I made the tender. I was twenty seconds early, actually, which I think demonstrates admirable pace given the circumstances. I spent the following morning on the deck in the September sun, picking spines out of my shin and forearm with a pair of tweezers I borrowed from one of the other couples, who were very kind about it. The shin ones came out cleanly. Several of the forearm ones snapped and required a sterilised needle. Richard, who had witnessed the sprint and the fall and said nothing because he is a wise man, was still saying nothing about it two days later.


Gemma’s response, when I sent her a photograph of my forearm, was: “why.”

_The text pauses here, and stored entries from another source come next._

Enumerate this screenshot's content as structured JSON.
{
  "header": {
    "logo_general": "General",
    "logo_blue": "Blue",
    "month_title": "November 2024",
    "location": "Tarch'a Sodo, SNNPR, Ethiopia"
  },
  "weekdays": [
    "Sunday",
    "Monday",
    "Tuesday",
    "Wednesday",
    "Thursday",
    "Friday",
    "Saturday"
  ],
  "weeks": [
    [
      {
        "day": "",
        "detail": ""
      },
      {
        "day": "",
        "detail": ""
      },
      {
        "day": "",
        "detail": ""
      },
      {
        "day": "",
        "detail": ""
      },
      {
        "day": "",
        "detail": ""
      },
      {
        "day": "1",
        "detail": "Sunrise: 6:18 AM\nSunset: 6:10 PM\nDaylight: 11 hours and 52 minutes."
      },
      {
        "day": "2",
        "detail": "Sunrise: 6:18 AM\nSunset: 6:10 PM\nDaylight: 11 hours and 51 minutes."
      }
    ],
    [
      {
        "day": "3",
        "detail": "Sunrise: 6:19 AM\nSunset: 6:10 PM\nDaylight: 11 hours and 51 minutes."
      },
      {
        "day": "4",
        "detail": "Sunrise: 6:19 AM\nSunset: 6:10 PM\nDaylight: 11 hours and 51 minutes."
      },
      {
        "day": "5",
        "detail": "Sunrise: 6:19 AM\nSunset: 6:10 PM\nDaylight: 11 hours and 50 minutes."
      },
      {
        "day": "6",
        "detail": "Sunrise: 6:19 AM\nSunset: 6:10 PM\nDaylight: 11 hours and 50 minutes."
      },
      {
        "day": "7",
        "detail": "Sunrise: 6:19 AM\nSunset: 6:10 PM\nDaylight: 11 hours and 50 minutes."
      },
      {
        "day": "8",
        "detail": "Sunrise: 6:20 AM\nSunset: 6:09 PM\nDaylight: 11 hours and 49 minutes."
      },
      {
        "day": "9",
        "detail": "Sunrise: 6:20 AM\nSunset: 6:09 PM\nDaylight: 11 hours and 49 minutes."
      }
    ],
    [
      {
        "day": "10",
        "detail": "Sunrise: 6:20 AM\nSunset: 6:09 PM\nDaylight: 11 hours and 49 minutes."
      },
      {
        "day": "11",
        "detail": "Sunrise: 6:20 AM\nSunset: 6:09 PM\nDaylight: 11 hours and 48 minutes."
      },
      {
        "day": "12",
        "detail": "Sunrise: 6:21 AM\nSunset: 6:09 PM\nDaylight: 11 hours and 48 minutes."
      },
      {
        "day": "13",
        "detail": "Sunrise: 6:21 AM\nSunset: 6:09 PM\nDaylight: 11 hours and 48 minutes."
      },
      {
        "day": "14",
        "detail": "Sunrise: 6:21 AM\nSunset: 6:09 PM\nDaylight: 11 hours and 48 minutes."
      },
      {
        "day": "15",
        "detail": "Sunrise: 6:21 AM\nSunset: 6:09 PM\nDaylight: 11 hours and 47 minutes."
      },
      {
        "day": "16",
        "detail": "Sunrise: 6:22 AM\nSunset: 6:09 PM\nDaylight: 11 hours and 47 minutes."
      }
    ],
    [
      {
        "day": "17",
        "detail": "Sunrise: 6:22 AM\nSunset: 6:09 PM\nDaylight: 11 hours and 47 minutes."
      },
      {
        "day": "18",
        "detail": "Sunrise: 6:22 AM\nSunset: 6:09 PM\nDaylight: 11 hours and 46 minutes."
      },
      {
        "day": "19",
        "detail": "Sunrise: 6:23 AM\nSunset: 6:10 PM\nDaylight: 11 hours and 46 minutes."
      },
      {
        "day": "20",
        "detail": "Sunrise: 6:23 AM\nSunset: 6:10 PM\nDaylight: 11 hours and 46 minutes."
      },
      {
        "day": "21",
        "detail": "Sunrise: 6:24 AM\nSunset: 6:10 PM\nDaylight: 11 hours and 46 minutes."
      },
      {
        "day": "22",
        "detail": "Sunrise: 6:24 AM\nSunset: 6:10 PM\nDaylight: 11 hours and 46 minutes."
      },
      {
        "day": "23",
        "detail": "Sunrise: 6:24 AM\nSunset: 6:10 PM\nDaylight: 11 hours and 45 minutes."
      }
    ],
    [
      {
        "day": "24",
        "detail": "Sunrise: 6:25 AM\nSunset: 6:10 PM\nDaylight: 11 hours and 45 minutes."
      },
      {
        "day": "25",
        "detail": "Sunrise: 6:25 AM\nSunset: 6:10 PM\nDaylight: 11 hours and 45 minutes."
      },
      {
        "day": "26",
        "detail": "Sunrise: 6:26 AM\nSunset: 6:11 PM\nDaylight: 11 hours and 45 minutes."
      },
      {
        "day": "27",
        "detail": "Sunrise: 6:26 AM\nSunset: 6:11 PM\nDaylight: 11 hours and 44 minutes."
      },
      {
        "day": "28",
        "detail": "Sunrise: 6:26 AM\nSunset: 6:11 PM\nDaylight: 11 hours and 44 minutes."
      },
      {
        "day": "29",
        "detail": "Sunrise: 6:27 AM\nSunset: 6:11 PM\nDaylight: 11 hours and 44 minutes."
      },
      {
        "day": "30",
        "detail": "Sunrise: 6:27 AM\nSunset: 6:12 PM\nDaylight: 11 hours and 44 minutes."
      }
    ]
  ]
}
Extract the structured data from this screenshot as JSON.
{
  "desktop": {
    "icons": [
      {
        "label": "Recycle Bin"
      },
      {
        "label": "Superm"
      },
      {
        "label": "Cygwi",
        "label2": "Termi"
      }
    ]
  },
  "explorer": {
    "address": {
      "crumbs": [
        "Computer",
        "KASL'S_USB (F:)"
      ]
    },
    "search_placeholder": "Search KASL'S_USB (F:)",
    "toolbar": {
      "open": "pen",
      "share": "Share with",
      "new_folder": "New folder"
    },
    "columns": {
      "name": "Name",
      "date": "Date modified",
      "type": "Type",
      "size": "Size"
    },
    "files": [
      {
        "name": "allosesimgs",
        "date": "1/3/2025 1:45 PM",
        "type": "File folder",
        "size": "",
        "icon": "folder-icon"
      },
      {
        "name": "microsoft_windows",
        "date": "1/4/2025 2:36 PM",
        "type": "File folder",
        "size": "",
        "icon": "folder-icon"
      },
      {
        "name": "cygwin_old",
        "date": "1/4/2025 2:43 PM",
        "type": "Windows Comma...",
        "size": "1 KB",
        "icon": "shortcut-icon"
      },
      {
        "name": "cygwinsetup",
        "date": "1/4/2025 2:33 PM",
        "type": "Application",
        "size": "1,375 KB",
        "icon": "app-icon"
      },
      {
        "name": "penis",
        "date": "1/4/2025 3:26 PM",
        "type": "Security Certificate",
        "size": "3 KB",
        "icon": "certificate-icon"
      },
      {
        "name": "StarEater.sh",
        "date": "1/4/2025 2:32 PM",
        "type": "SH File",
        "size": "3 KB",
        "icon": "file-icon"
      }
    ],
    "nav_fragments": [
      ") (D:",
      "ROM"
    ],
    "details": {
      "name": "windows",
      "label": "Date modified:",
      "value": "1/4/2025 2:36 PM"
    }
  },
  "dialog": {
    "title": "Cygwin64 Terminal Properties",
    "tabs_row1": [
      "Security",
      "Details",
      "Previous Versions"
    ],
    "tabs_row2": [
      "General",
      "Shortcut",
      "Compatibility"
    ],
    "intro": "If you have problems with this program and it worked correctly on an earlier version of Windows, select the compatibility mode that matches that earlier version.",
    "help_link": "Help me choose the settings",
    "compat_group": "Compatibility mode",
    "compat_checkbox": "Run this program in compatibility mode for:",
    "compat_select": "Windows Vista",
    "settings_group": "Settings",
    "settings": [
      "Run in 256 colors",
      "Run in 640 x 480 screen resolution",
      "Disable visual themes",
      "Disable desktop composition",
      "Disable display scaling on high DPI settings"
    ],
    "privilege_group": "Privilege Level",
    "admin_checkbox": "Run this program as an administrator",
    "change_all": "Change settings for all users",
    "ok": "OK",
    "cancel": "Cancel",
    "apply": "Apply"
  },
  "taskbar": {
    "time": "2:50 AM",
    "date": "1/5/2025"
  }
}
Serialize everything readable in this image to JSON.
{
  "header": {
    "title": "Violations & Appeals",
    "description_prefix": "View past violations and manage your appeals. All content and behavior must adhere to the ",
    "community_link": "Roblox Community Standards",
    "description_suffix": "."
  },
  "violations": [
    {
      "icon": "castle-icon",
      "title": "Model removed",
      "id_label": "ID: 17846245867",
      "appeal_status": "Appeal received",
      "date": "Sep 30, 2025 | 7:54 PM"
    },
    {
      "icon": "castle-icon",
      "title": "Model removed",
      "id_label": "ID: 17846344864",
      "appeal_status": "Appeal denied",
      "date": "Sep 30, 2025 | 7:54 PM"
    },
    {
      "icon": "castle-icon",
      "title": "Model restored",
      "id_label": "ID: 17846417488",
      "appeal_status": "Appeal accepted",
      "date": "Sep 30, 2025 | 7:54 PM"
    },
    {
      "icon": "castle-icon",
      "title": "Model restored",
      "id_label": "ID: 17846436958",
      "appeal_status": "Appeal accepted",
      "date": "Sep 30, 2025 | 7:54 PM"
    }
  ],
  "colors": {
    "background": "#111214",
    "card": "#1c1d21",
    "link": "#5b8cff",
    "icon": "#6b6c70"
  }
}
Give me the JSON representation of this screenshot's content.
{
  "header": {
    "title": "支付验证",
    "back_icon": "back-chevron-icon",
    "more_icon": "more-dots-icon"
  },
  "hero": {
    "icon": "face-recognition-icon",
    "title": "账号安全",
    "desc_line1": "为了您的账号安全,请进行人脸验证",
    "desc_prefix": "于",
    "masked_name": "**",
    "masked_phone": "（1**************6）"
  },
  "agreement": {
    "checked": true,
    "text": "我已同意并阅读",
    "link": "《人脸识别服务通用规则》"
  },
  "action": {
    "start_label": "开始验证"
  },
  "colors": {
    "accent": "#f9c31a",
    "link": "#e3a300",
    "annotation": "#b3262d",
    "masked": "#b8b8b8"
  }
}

I did not have a satisfactory answer.


What It Was, Overall

Seven days on a boat with good people in genuinely extraordinary places, one ill-advised jump, one cactus incident, and more excellent white wine than was strictly necessary. The Adriatic in September is warm enough to swim and cool enough in the evenings to want a jumper and the combination produces exactly the right kind of holiday energy — active enough to feel like you’ve done something, unhurried enough that you actually stop.


The photography was some of the best I’ve done. I’ve put a few of the Split shots up — the limestone staircase, the harbour at Vis at dawn, Gemma’s “good blue” beach. I came home wanting to go back immediately and also wanting to sit at home for three days, which I think is the correct post-holiday emotional signature.


Other News

The PM role is going well. The Chelmsford development is well into construction, which is the part I like best — the point at which plans stop being plans and things start being built. I am also learning, with the patient resignation of someone who should have known this already, that there is a particular species of architect who is magnificent at concept design and somewhat less interested in the technical detail that makes the concept buildable. This is not a design and build contract. I mention this without further comment.


Gemma is in her final year of sixth form and has opinions about everything, as she has always had opinions about everything, now applied to A-level texts as well as to sport and New Zealand and the failings of English weather. The Lions tour in June and July was an education in the full range of her vocabulary. The third test — a draw, a nail-biting draw — produced a Saturday morning assessment of the referee that I won’t reproduce here, delivered at a volume and with a specificity that suggested she’d been saving it up. She went out with friends for the afternoon. I chose to consider the whole episode a statistical anomaly. One does.


The cactus spines are almost all out and autumn is here and I am, on balance, completely fine.